Als Psychotherapeut muss ich B. Rommelspacher zustimmen, die sehr überzeugend dargelegt hat, wie die Gesellschaft und damit auch der Teil, der sich voll und ganz der Frauenemanzipation verschrieben hat, den eigenen, nicht verwirklichten Teil ihrer Emanzipation auf die unterdrückten Musliminnen projiziert und sie dort stellvertretend bekämpft. Allzu verräterisch und nahezu psychologisch beweisend dafür ist die starre und undifferenzierte Wahrnehmungsverzerrung der Realität gleich einem Neurotiker, der dadurch Angst vermeidet.
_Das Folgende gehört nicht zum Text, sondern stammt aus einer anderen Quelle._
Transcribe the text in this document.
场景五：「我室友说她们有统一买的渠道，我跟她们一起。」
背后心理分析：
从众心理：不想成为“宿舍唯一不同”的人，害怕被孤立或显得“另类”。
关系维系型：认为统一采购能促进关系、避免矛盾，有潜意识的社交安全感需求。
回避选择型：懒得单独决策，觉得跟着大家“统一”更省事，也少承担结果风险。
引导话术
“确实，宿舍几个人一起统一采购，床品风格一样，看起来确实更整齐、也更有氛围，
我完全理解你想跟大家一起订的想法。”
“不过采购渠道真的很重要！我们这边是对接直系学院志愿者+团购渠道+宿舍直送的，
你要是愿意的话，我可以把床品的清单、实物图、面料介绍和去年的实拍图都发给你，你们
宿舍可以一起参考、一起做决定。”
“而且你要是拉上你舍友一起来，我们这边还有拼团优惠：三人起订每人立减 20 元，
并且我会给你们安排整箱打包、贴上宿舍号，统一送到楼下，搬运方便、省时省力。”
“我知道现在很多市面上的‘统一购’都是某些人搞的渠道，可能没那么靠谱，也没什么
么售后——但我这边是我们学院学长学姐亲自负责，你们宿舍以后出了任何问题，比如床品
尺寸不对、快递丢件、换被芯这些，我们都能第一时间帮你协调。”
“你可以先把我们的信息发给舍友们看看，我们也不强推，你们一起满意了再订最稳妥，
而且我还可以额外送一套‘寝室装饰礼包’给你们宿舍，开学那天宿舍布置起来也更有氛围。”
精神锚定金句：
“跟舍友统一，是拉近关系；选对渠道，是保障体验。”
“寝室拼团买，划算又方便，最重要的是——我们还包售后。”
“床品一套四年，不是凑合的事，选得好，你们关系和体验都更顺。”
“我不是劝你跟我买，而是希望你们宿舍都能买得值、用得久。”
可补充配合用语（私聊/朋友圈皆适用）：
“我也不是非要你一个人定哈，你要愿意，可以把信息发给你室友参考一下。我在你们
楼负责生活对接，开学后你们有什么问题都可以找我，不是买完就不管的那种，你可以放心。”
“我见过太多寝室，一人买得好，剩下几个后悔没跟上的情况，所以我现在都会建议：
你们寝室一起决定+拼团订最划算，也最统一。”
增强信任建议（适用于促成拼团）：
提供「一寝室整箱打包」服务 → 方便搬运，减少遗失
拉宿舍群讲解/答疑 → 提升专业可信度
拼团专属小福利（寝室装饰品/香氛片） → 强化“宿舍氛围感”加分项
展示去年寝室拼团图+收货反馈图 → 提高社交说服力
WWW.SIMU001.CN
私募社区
So ist denn auch das große Problem von Fr. Schwarzer ihre mangelnde Differenzierung. Man kann kaum glauben, dass intelligente Menschen zu solchen Verleugnungen fähig sind, wüsste man es aus seiner therapeutischen Erfahrung nicht besser. Vielleicht sollte Frau Schwarzer einmal zu einem MJ-Meeting gehen und erleben, wie muslimische Frauen sein können, die ein Kopftuch tragen.
Mich als Mann hat ihr Standpunkt nie sonderlich beeindruckt, er könnte mir, wie gesagt, egal sein. Er ist es mir aber vor allem deshalb nicht mehr, weil ich als Arzt und Psychotherapeut nicht länger bereit bin, die Wirkung kommentarlos hinzunehmen, die solch ein Gerede und solche Vergleiche nicht nur in der Mehrheitsgesellschaft zeitigen, sondern vor allem bei den Betroffenen selbst, mit denen wir in unserer Arbeit Tag für Tag konfrontiert werden.
Und daran, wie sich ein Jude, der den Judenstern einst selbst tragen musste, bei ihrem Vergleich fühlt, mag ich gar nicht erst denken.